LLMs and Elixir: Windfall or deathblow?

LLMs as Coding Aid for Elixir and Other Languages

  • Several commenters describe LLMs as a “windfall” for working in new or niche languages (Crystal, Elixir, Rust, Go), especially to fill library gaps and explain concepts.
  • Elixir/Phoenix is seen as particularly well-suited: low boilerplate, functional style, and easy-to-verify small code increments make human review of LLM output less painful than in large, side‑effectful Python/JS stacks.
  • Others report that LLMs still frequently get stuck, hallucinate fixes, or degrade into type‑casts and loops, especially with React/React Native or niche ecosystems.

Safety, Crashes, and the BEAM Runtime

  • Pro‑Elixir comments highlight that BEAM’s process isolation and supervision mean generated code can fail without taking down the whole system, reducing firefighting compared to Python or similar.
  • Critics counter that “practically never crash” is overstated: NIFs can crash the VM, memory/storage exhaustion and bad architecture still apply, and Erlang/Elixir provide fault containment, not immunity.
  • There’s partial agreement that BEAM is robust but not unique in preventing full machine crashes for web workloads.

Is Elixir General-Purpose or Specialized?

  • Long subthread argues whether Elixir is truly general purpose.
  • Many say the language, history, and ecosystem are heavily biased toward long‑running services/servers; it’s awkward for CLIs, games, CPU‑heavy tasks, or some embedded work.
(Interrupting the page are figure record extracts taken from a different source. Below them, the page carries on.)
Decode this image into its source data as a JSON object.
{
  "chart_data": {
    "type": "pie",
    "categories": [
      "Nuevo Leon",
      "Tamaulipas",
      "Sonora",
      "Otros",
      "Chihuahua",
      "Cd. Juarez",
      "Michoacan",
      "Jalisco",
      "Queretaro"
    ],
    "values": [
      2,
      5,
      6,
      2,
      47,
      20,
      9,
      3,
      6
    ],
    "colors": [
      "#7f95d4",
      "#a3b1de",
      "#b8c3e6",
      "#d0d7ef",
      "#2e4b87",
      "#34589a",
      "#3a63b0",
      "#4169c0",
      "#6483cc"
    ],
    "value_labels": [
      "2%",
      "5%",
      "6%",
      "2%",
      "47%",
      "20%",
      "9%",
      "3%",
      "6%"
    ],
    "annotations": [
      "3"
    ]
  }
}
VM startup time and C integration are recurring pain points.
  • Others emphasize that you can build CLIs, compilers, or games; they distinguish theoretical generality from practical applicability and note “BEAM for everything” is not a mainstream stance.

Designing Languages and Docs for LLMs

  • Core insight noted: languages and ecosystems now need to “market themselves” to LLMs via LLM‑friendly docs (e.g., terse usage rules) and consistent patterns.
  • Some worry this becomes the new SEO/adtech game, skewing evolution toward what models like rather than what humans need.
  • Ideas surface for LLM‑optimized languages: strict and expressive type systems, non-ambiguous syntax, high information density; Moonbit, Gleam, Rust, Elm are mentioned.
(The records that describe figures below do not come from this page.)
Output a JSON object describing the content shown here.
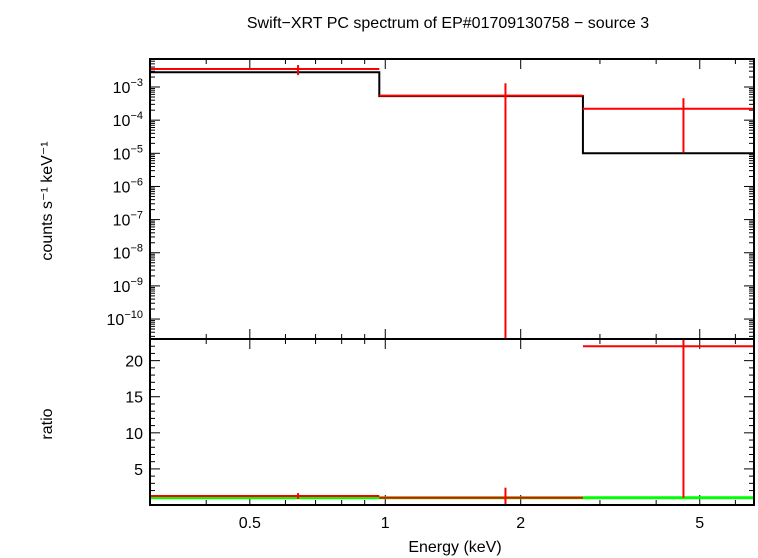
{
  "chart_data": [
    {
      "type": "line",
      "title": "Swift−XRT PC spectrum of EP#01709130758 − source 3",
      "xlabel": "",
      "ylabel": "counts s⁻¹ keV⁻¹",
      "xscale": "log",
      "yscale": "log",
      "xlim": [
        0.3,
        6.6
      ],
      "ylim": [
        2.5e-11,
        0.007
      ],
      "x_ticks": [
        {
          "value": 0.5,
          "label": ""
        },
        {
          "value": 1,
          "label": ""
        },
        {
          "value": 2,
          "label": ""
        },
        {
          "value": 5,
          "label": ""
        }
      ],
      "y_ticks": [
        {
          "value": 0.001,
          "base": "10",
          "exp": "−3"
        },
        {
          "value": 0.0001,
          "base": "10",
          "exp": "−4"
        },
        {
          "value": 1e-05,
          "base": "10",
          "exp": "−5"
        },
        {
          "value": 1e-06,
          "base": "10",
          "exp": "−6"
        },
        {
          "value": 1e-07,
          "base": "10",
          "exp": "−7"
        },
        {
          "value": 1e-08,
          "base": "10",
          "exp": "−8"
        },
        {
          "value": 1e-09,
          "base": "10",
          "exp": "−9"
        },
        {
          "value": 1e-10,
          "base": "10",
          "exp": "−10"
        }
      ],
      "data": {
        "color": "#ff0000",
        "points": [
          {
            "x": 0.64,
            "xlo": 0.3,
            "xhi": 0.97,
            "y": 0.0035,
            "ylo": 0.0023,
            "yhi": 0.0046
          },
          {
            "x": 1.85,
            "xlo": 0.97,
            "xhi": 2.75,
            "y": 0.00055,
            "ylo": 2.5e-11,
            "yhi": 0.0013
          },
          {
            "x": 4.6,
            "xlo": 2.75,
            "xhi": 6.6,
            "y": 0.00022,
            "ylo": 1.05e-05,
            "yhi": 0.00046
          }
        ]
      },
      "model": {
        "color": "#000000",
        "steps": [
          {
            "xlo": 0.3,
            "xhi": 0.97,
            "y": 0.0028
          },
          {
            "xlo": 0.97,
            "xhi": 2.75,
            "y": 0.00053
          },
          {
            "xlo": 2.75,
            "xhi": 6.6,
            "y": 1e-05
          }
        ]
      }
    },
    {
      "type": "line",
      "title": "",
      "xlabel": "Energy (keV)",
      "ylabel": "ratio",
      "xscale": "log",
      "yscale": "linear",
      "xlim": [
        0.3,
        6.6
      ],
      "ylim": [
        0,
        23
      ],
      "x_ticks": [
        {
          "value": 0.5,
          "label": "0.5"
        },
        {
          "value": 1,
          "label": "1"
        },
        {
          "value": 2,
          "label": "2"
        },
        {
          "value": 5,
          "label": "5"
        }
      ],
      "y_ticks": [
        {
          "value": 5,
          "label": "5"
        },
        {
          "value": 10,
          "label": "10"
        },
        {
          "value": 15,
          "label": "15"
        },
        {
          "value": 20,
          "label": "20"
        }
      ],
      "data": {
        "color": "#ff0000",
        "points": [
          {
            "x": 0.64,
            "xlo": 0.3,
            "xhi": 0.97,
            "y": 1.25,
            "ylo": 0.85,
            "yhi": 1.65
          },
          {
            "x": 1.85,
            "xlo": 0.97,
            "xhi": 2.75,
            "y": 1.0,
            "ylo": 0.0,
            "yhi": 2.4
          },
          {
            "x": 4.6,
            "xlo": 2.75,
            "xhi": 6.6,
            "y": 22.0,
            "ylo": 1.0,
            "yhi": 23.0
          }
        ]
      },
      "reference_line": {
        "y": 1,
        "color": "#00ff00"
      }
    }
  ]
}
Experiences, Tools, and Models

  • Positive reports for Elixir with Cursor, Windsurf, Claude, and Sonnet; Gemini is often described as weaker and JS/React‑biased.
  • Tools like tidewave (LLM with iex) and Phoenix.new’s agentic generator show LLMs running their own REPL/debug loops and building Phoenix apps from plans.
  • Some developers claim weeks of work fully delegated to LLMs (with review), and use them as tutors by having them generate code and tests, then learning by fixing failures.

Craft, “Vibe Coding,” and Jobs

  • There’s tension between people who see “vibe coding” as abdicating craft and others who see it as just another tool trade‑off.
  • A few argue that people with no real tech preferences or depth are unlikely to displace experienced engineers, even with LLMs.